The IBDT will conduct research on the use of machine learning to advance data-driven culture in the built environment, with particular emphasis on the use of analytics to generate business intelligence tools for enhancing project commissioning, advancing sustainable practices, and exploring new horizons in human-building interactions. The agenda spans four modes:
- Deployment: use BIM-based software to establish reliable means for data collection, sharing, and access.
- Analytics: Integrating IoT data, project documents, stakeholders' input to create soft-sensing mechanisms, where algorithms can detect new facts or events. Use predictive analytics to support proactive decision making. Use prescriptive analytics to assess the potential of future work/operations scenarios.
- Experimental: act as a testbed for advanced practice in process automation and streamlined information flows – deliver the right data to the right person at the right time.
- Explorative: investigate the potential of inductive programming and cognitive computing to advance virtualization, the concept of interactive buildings, and algorithmic governance of facilities
Data Governance & Policymaking
Data governance is not data access management. In addition to access, governance encompasses the policies and tools for advancing the role of data in organizational decision making; rational collection of data; reliable quality assurance; promoting transparency; empowering users not only to access and understand the data, but also use data to generate insights.

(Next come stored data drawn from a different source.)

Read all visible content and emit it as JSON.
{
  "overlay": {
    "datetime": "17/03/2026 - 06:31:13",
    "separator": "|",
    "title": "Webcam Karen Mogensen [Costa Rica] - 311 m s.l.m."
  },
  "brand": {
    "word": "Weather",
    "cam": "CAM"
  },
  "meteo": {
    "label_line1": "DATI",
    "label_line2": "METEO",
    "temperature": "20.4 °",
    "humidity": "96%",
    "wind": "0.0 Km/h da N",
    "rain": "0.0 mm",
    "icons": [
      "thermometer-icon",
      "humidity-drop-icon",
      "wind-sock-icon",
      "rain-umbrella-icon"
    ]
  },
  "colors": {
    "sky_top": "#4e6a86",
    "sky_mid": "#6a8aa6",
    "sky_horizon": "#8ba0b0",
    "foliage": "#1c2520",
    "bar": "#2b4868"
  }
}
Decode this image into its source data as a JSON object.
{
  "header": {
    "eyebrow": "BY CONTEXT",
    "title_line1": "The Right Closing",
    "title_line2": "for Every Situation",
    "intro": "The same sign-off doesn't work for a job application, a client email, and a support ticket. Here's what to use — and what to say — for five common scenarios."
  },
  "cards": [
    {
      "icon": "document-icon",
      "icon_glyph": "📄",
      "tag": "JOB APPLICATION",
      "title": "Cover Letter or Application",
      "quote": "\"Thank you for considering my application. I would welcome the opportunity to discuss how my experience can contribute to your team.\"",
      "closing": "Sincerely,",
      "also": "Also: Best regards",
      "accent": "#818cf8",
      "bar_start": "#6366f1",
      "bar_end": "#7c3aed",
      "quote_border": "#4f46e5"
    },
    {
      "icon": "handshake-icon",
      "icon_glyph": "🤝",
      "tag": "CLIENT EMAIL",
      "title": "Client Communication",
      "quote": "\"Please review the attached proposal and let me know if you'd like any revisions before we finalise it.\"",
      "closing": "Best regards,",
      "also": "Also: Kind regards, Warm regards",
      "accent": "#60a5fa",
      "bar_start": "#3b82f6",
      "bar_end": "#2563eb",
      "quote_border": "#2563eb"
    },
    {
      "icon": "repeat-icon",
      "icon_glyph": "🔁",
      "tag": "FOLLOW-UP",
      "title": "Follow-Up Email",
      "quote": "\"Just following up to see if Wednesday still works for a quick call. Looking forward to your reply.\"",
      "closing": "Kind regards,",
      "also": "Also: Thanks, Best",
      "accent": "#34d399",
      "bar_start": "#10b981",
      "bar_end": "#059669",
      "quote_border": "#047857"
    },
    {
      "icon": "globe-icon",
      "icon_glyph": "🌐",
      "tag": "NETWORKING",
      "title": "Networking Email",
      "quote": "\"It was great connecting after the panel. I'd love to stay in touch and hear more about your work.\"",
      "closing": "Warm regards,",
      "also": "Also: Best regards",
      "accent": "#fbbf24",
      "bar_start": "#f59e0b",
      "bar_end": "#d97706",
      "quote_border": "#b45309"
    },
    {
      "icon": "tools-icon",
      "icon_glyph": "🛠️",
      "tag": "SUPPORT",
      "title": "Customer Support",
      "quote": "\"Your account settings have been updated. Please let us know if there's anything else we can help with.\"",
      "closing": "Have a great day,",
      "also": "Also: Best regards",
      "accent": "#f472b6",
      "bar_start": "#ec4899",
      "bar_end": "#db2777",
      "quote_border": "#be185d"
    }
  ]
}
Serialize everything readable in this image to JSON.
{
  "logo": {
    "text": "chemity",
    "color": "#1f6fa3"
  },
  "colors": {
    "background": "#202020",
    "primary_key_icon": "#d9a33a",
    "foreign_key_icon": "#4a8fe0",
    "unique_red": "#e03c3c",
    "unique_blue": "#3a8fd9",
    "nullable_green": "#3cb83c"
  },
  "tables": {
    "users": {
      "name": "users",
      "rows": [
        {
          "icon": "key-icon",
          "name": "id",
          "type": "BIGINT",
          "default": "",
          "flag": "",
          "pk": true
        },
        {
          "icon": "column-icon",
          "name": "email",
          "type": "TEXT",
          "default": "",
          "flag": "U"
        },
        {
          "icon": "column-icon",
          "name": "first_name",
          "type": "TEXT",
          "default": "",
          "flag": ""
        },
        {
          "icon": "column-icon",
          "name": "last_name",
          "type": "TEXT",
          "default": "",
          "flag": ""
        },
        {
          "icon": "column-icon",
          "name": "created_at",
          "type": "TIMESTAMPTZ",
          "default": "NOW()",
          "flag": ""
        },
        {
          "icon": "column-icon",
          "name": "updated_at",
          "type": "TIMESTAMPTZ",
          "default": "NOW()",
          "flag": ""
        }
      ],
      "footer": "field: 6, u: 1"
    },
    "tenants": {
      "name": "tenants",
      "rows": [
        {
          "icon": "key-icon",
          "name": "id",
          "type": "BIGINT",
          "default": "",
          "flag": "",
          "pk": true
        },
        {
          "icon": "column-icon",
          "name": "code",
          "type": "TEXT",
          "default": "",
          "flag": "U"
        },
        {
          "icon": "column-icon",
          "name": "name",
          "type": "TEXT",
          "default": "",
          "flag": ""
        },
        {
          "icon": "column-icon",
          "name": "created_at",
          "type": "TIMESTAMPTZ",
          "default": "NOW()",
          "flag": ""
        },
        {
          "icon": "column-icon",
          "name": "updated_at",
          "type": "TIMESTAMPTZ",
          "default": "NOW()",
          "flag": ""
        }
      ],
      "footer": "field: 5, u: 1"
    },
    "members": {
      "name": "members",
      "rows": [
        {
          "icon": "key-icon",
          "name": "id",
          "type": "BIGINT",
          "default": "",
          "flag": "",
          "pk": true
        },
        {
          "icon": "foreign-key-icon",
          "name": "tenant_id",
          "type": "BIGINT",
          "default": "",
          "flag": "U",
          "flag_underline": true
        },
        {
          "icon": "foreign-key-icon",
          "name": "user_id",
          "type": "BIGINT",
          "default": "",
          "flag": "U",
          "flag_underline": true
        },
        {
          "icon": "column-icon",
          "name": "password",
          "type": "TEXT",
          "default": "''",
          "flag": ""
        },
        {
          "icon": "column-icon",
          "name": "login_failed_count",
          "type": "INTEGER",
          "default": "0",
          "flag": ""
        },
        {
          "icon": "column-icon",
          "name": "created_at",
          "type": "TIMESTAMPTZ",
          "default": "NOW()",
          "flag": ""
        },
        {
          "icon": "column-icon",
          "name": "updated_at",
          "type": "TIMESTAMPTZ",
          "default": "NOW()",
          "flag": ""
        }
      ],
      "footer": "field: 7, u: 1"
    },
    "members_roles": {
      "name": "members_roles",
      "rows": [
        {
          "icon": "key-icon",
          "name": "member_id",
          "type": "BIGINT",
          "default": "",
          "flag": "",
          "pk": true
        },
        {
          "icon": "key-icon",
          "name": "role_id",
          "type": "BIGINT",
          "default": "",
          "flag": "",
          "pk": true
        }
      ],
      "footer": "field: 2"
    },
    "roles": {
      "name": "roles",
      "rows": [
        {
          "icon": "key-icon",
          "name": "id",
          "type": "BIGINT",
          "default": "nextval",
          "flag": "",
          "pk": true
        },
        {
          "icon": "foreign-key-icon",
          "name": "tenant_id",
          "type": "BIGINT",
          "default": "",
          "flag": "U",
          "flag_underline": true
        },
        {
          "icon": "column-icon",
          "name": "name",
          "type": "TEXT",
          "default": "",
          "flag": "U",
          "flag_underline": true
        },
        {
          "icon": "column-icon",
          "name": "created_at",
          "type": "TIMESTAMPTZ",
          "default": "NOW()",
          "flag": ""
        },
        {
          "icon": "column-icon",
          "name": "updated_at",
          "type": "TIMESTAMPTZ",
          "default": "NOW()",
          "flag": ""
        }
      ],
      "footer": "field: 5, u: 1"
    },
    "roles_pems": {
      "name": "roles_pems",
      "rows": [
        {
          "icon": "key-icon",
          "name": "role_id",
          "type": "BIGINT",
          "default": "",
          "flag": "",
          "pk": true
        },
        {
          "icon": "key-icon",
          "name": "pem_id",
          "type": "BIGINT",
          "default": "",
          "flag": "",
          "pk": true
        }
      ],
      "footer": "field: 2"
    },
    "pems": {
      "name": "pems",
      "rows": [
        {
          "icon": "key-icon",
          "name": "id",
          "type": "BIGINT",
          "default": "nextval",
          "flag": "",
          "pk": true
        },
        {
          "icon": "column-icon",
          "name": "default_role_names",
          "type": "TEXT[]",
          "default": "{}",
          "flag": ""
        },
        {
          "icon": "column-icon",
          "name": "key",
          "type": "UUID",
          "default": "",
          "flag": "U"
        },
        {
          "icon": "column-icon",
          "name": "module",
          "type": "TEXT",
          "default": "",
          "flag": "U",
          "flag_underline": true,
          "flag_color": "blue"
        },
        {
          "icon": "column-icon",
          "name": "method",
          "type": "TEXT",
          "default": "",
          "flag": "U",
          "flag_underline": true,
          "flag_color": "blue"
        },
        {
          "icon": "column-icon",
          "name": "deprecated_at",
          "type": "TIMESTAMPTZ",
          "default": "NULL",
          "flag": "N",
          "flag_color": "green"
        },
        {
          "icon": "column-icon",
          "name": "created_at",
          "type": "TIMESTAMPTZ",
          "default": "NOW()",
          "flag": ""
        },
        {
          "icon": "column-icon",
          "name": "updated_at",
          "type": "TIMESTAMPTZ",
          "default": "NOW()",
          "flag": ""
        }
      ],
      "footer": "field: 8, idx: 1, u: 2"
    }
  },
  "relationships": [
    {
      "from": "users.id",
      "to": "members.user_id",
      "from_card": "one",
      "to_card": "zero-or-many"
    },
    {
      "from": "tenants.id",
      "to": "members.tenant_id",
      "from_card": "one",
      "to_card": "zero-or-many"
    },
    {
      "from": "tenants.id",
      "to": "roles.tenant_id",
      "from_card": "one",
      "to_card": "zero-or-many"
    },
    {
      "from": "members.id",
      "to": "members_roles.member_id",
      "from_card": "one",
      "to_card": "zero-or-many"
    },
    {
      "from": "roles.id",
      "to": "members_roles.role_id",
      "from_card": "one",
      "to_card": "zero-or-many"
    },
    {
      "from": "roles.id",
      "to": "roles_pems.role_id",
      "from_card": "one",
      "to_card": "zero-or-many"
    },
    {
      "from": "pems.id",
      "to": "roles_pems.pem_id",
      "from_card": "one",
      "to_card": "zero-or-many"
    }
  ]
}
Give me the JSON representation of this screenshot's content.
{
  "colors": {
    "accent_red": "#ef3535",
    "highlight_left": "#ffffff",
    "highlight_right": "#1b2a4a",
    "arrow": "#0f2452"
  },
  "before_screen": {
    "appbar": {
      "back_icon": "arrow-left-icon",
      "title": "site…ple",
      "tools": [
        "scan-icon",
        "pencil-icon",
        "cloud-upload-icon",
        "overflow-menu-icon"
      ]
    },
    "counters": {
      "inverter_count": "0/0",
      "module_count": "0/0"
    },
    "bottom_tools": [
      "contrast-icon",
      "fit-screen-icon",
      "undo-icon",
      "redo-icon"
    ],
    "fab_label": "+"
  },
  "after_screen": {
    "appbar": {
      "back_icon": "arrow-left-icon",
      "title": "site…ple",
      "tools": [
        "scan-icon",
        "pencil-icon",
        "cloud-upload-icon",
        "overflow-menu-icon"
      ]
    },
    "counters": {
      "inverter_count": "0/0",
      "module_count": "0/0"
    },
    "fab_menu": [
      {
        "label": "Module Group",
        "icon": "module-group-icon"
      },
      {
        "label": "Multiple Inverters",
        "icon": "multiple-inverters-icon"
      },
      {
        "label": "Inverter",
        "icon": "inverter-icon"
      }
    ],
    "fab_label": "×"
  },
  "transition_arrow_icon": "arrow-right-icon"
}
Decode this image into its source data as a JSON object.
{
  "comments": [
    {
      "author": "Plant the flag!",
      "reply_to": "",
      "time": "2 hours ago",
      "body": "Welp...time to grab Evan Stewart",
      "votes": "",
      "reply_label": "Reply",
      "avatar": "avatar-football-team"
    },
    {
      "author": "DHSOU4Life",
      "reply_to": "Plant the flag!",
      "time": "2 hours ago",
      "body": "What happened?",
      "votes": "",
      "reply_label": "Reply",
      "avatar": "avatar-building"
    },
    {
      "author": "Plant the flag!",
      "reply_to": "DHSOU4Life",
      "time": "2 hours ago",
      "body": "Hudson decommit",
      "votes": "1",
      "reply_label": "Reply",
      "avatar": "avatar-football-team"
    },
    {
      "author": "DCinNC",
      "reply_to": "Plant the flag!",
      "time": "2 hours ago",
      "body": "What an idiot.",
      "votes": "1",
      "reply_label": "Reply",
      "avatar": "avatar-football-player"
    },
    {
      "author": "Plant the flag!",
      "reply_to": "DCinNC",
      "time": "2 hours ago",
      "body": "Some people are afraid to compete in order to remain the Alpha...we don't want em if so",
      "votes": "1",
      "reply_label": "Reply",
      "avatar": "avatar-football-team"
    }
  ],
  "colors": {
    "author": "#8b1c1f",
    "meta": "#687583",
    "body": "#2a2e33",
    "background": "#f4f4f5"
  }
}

In general, and specific to the built asset sector, there has been a hesitation to sharing data in the industry. In many cases this is due to uniformed traditions. It also relates to the perception that data sharing compromises competition, security or privacy. By progressively sharing its data and supporting research into data governance in the domain, UofT establishes a model that recognizes that i) transparency and data sharing has value not just to industry but the whole communities; ii) there are means to be transparent, while addressing the concerns about security and privacy.
IBDT will demonstrate the use of best practices in data governance; investigate policies for the collection and audit of data; examine the applicability of open data systems, including generating security/access rights best practices; and participate in realizing the data governance vision for UofT.